I recently published a blog post via the Ocado Technology website on the challenges we face in the Ecommerce UX Team (2020). How do we shape the way the planet shops? Why is online grocery different than other typical ecommerce experiences? And how do we take regional differences into account?
OSP Delivery Area
Before fully specialising into the Ecommerce part of the Ocado Smart Platform, I spent a bit of time working on the B2B side of the product. I had the chance to work on the Delivery Area system, which allows retailers to select a geographical range from which customers can place their orders and get it delivered. For instance, if a retailer has a warehouse based in London, they should be able to select an area around London from where it is still cost efficient to deliver to. A user based in Scotland shouldn’t be able to place an order.

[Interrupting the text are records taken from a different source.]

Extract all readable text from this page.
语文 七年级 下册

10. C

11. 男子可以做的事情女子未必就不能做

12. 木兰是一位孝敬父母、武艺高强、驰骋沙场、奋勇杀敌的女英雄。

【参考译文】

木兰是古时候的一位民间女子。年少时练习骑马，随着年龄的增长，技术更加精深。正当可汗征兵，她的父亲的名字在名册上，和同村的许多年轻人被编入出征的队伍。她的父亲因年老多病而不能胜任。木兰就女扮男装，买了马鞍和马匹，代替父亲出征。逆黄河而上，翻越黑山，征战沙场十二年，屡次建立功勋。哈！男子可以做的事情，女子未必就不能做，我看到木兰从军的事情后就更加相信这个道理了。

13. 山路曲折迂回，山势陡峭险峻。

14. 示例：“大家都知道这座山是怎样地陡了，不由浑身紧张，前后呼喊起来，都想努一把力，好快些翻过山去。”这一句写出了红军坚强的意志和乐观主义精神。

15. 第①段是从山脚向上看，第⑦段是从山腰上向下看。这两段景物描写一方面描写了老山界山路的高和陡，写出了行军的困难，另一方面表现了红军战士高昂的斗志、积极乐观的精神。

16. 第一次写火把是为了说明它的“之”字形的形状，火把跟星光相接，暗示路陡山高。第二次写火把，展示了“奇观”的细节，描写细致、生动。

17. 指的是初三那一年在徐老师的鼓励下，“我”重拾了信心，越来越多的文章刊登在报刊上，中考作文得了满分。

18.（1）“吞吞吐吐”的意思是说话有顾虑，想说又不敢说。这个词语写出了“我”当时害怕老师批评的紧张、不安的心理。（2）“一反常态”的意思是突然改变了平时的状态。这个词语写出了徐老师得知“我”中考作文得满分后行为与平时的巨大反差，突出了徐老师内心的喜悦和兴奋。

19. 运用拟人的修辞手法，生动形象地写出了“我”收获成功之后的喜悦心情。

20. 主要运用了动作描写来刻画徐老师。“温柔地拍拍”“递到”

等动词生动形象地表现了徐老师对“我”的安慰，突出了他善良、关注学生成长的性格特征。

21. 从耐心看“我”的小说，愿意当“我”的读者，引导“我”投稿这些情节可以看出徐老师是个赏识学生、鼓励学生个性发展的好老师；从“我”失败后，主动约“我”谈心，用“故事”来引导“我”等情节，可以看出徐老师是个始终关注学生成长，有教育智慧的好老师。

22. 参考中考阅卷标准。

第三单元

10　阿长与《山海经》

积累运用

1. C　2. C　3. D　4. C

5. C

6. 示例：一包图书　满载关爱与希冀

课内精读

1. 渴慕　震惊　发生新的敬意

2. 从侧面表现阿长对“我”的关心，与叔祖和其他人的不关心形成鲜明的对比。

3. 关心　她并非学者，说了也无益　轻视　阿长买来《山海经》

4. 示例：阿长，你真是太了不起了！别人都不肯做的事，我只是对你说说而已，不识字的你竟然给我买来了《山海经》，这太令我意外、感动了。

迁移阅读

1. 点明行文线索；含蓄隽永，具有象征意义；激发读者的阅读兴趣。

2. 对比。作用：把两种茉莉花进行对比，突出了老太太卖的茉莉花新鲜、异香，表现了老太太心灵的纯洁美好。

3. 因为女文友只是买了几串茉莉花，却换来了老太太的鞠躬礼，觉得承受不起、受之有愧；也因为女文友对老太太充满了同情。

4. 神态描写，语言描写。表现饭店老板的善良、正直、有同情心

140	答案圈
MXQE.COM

Although the interface already existed before I joined, my work focused on making the map element much bigger (2/3 of the screen) and allowing retailers to select areas using different methods, ie: select postcodes, a radius or even draw an area with dropped-in pins. This became a necessity given the diversity of the countries where our clients are based. in the UK, postcodes are everything, and they match small areas, like a street or few houses. But in France, one postcode is for a whole city.

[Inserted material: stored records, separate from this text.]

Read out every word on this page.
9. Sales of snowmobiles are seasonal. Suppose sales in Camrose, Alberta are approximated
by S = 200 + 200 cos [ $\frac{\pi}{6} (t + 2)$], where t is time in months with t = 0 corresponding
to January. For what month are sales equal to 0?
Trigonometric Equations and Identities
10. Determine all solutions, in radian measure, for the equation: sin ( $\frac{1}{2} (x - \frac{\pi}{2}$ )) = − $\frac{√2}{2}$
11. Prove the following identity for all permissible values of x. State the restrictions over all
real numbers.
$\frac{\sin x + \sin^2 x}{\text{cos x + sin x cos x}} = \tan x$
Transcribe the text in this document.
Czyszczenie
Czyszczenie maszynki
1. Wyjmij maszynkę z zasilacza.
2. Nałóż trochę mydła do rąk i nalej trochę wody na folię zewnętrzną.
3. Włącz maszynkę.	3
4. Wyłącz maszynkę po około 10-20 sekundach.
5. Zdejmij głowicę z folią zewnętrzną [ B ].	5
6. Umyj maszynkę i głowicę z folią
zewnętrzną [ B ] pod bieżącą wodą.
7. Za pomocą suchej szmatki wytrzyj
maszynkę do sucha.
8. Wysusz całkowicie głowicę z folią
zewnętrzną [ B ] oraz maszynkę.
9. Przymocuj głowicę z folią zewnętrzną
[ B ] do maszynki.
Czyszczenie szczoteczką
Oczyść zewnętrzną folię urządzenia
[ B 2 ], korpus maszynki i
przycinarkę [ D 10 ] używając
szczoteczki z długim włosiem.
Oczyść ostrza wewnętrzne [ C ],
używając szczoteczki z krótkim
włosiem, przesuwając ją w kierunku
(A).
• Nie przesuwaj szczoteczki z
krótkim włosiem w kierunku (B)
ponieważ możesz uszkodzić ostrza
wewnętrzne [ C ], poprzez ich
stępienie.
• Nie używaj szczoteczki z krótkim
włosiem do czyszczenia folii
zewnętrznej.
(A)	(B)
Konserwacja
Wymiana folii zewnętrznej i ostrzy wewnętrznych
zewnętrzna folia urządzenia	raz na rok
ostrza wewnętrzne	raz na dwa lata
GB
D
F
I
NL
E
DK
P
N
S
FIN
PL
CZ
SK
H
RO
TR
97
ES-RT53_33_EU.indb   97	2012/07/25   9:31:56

Interviewing the retailer’s employees responsible for this job, I refined the MVP to scale it down and focus on features that were key to them, such a saving an area “as a draft”, something I didn’t even think of during my early designs. “Talk to your users” is a lesson that we always need to remember.
Sadly, I didn’t get to see these solutions implemented, Ecommerce was calling and I couldn’t resist.
Checkout.com - Dashboards for all!
Dashboards! Who wants some dashboards?! At checkout.com I worked on numerous dashboards for several use cases. In the B2B, Fin-Tech industry, it’s all about payment and efficiency, enabling users to scan vast amount of data quickly so that they can take the best decisions. The dashboard below was for an internal audience, allowing our Product and Engineering team to envision the usage of the payment widget configured on the merchants’ website. Tracking where are shoppers coming from, what is the most popular configuration… With this information, we wanted to know where to focus next, which feature we could improve, and which one we could remove.